Para combater os diversos tipos de pré-conceitos existentes na sociedade, uma das alternativas é repassar todo tipo de informação válida para frente, formando uma corrente informativa, pois o pré-conceito nada mais é do que a falta de informação a respeito do outro e uma ausência real de conhecimento mutuo, ou seja, do outro e de si mesmo, sendo assim a forma mais coesa de abstrair-se dessa lógica discriminatória, é olhar o outro com o auxilio de um microscópio, para ver de fato as mínimas características e os seus mais ofuscados detalhes, que são incidentemente camuflados pelos estereótipos.
Diante disso deixarei uma simples dica ao caro leitor, quando você com seu instinto discriminatório cismar de ter uma opinião a respeito do próximo, que seja no mínimo um conceito formado depois de um conhecimento mais dotado de proeminência, e não um tolo pré-conceito sem embasamento algum, apenas um reflexo cego de seus próprios erros, defeitos e frustrações, que por hora refletem nos espelhos internos do eu.

Bruno Roger - Coordenador Executivo do Grupo COEXISTA

quinta-feira, 25 de outubro de 2007

“TODOS IGUAIS, TÃO DESIGUAIS, UNS MAIS IGUAIS QUE OS OUTROS...”


O Brasil, atualmente possui uma condição demográfica, econômica e social que o coloca entre os mais importantes países do mundo contemporâneo. Em pouco mais de um século, transformamos uma economia agrícola e subdesenvolvida em um país urbano-industrial, uma potência mundial com grande geração de riqueza e renda. Contudo, os grandes avanços obtidos no processo de desenvolvimento, não acabaram, e muitas vezes acentuaram as extremas disparidades sociais existentes na nossa sociedade.
O Nosso país é gigantesco, porém, maior do que sua extensão territorial são as imensas desigualdades, fruto da nossa historia e muitas vezes justificadas por preconceitos que ainda persistem no cotidiano da população brasileira.

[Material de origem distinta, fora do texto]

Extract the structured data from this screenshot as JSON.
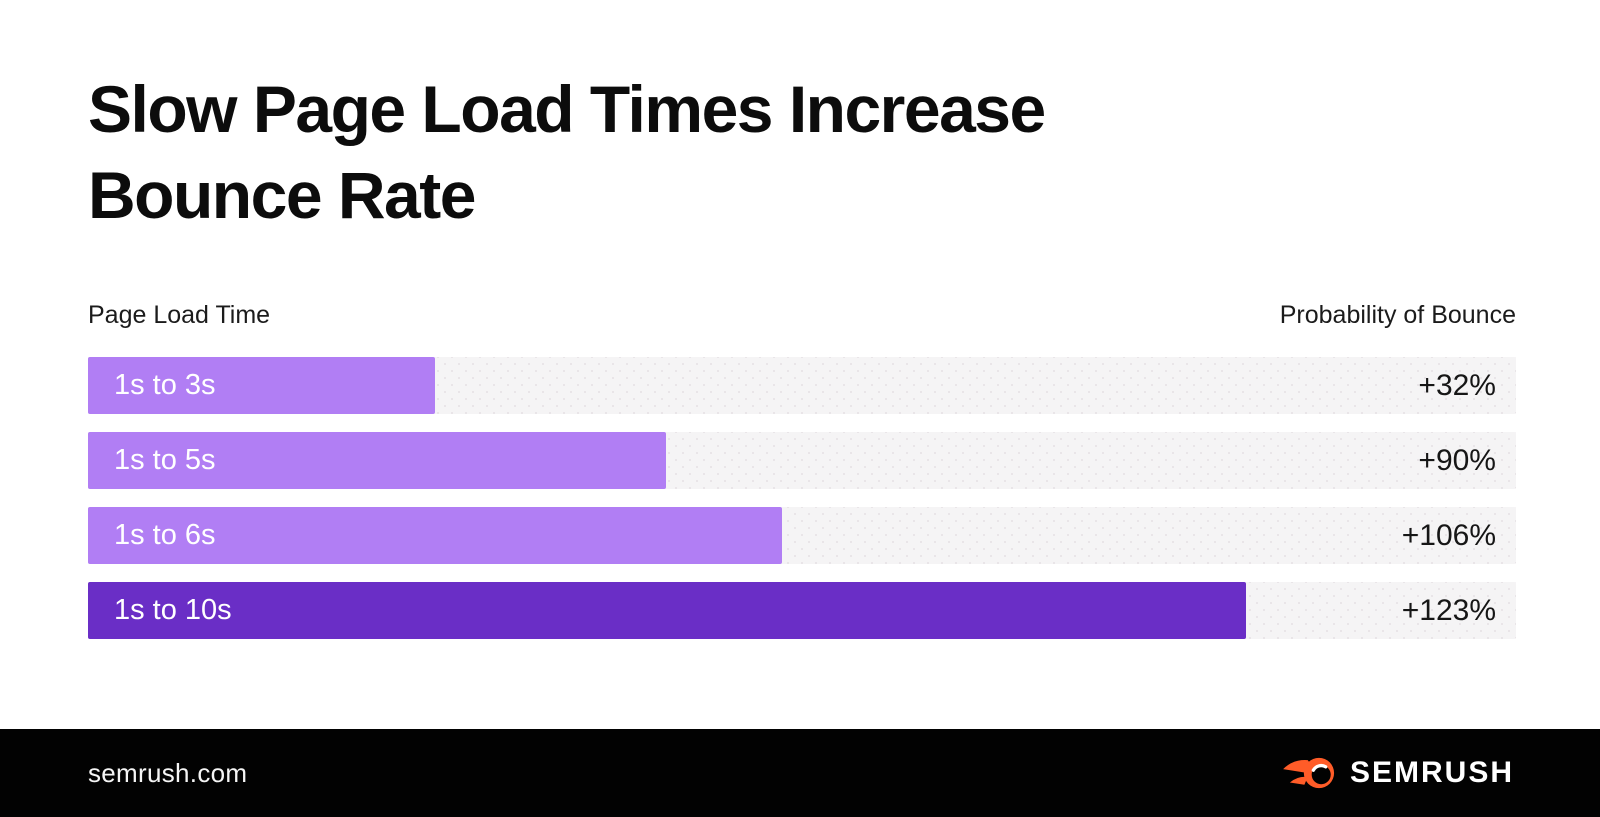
{
  "title": "Slow Page Load Times Increase Bounce Rate",
  "chart_header": {
    "left_label": "Page Load Time",
    "right_label": "Probability of Bounce"
  },
  "chart_data": {
    "type": "bar",
    "orientation": "horizontal",
    "title": "Slow Page Load Times Increase Bounce Rate",
    "categories": [
      "1s to 3s",
      "1s to 5s",
      "1s to 6s",
      "1s to 10s"
    ],
    "values": [
      32,
      90,
      106,
      123
    ],
    "value_labels": [
      "+32%",
      "+90%",
      "+106%",
      "+123%"
    ],
    "axis_left_label": "Page Load Time",
    "axis_right_label": "Probability of Bounce",
    "grid": false,
    "legend": false,
    "bars": [
      {
        "label": "1s to 3s",
        "value": "+32%",
        "width_pct": 24.3,
        "color": "#b17ef4"
      },
      {
        "label": "1s to 5s",
        "value": "+90%",
        "width_pct": 40.5,
        "color": "#b17ef4"
      },
      {
        "label": "1s to 6s",
        "value": "+106%",
        "width_pct": 48.6,
        "color": "#b17ef4"
      },
      {
        "label": "1s to 10s",
        "value": "+123%",
        "width_pct": 81.1,
        "color": "#6a2ec6"
      }
    ],
    "colors": {
      "bar_light": "#b17ef4",
      "bar_dark": "#6a2ec6",
      "track": "#f5f4f5",
      "value_text": "#161616"
    }
  },
  "footer": {
    "url": "semrush.com",
    "logo_text": "SEMRUSH",
    "logo_color": "#ff5c28",
    "background": "#020202"
  }
}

Podemos, para problematizar, utilizar os indicadores sócio-econômicos de brancos e negros, homens e mulheres, como exemplos da intolerância e do preconceito, que marcam profundamente a nosso país.
Apesar disso, setores da sociedade brasileira continuam negando a existência do racismo (cor/etnia), machismo (gênero), a homofobia (orientação sexual e afetiva), preconceito contra pessoas com necessidades especiais, vulnerabilidade social, como condições socioeconômicas, idosos, jovens, etc... e principalmente a necessidade urgente de enfrentá-los, para promoção de uma sociedade eqüitativa.

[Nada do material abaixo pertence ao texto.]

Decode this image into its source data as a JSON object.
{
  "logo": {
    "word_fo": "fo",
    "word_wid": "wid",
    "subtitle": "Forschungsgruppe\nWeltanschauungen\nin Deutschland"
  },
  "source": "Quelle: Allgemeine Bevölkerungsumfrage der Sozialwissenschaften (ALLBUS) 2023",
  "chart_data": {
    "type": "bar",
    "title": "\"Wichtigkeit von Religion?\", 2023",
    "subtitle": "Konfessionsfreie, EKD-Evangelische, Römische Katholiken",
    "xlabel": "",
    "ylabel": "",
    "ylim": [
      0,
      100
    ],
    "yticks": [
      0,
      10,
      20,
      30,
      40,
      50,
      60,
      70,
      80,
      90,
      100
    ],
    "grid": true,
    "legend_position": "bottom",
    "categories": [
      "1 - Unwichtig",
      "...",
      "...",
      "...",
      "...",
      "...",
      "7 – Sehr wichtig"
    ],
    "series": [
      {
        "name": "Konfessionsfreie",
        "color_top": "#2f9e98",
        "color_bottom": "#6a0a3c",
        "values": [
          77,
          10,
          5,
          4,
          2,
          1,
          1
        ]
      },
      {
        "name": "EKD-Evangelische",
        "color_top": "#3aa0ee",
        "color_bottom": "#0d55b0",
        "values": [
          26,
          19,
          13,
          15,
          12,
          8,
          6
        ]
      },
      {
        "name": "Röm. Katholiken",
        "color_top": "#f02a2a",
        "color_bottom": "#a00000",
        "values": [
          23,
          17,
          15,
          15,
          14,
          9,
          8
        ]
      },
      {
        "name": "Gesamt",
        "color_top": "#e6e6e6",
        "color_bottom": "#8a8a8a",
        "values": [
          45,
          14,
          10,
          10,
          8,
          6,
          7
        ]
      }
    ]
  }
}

Por tudo isto, um grupo de pessoas inconformadas com a realidade, se uniu na tentativa de criação de meios de fomento e promoção da dignidade humana, constituindo o COEXISTA - Grupo de Consciência Existencial e Coletiva.

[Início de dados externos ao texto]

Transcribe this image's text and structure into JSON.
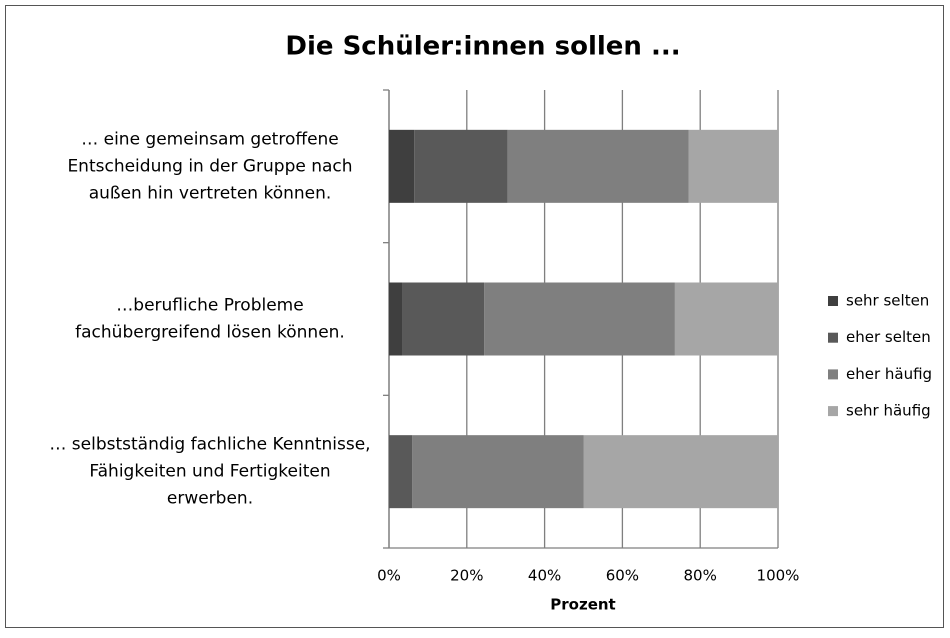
{
  "chart_data": {
    "type": "stacked-bar-horizontal",
    "title": "Die Schüler:innen sollen ...",
    "xlabel": "Prozent",
    "categories": [
      [
        "… eine gemeinsam getroffene",
        "Entscheidung in der Gruppe nach",
        "außen hin vertreten können."
      ],
      [
        "…berufliche Probleme",
        "fachübergreifend lösen können."
      ],
      [
        "… selbstständig fachliche Kenntnisse,",
        "Fähigkeiten und Fertigkeiten",
        "erwerben."
      ]
    ],
    "series": [
      {
        "name": "sehr selten",
        "color": "#3f3f3f",
        "values": [
          6.5,
          3.5,
          0
        ]
      },
      {
        "name": "eher selten",
        "color": "#595959",
        "values": [
          24,
          21,
          6
        ]
      },
      {
        "name": "eher häufig",
        "color": "#7f7f7f",
        "values": [
          46.5,
          49,
          44
        ]
      },
      {
        "name": "sehr häufig",
        "color": "#a6a6a6",
        "values": [
          23,
          26.5,
          50
        ]
      }
    ],
    "xlim": [
      0,
      100
    ],
    "xticks": [
      {
        "value": 0,
        "label": "0%"
      },
      {
        "value": 20,
        "label": "20%"
      },
      {
        "value": 40,
        "label": "40%"
      },
      {
        "value": 60,
        "label": "60%"
      },
      {
        "value": 80,
        "label": "80%"
      },
      {
        "value": 100,
        "label": "100%"
      }
    ],
    "grid": true,
    "legend": "right"
  }
}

Nossa logomarca é inspirada na criação do artista polonês Piotr Mlodozeniec que utiliza a lua, símbolo do Islamismo, a estrela de Davi do Judaísmo, a cruz do Cristianismo, formando a palavra COEXIST, além do Yin-Yang do Taoísmo e símbolo do Anarquismo, representando a convivência pacifica de diferentes visões de mundos, cultura da paz, quebra da lógica de intolerância e desrespeito à diversidade.
O grupo se originou em Contagem no ano de 2005 e hoje possui militantes em vários municípios mineiros. O COEXISTA está se estruturando como uma ONG e sua atuação está pautada na criação de metodologias inovadoras que fomentem a conscientização, a luta pela equidade, debatendo o papel individual e coletivo do ser humano.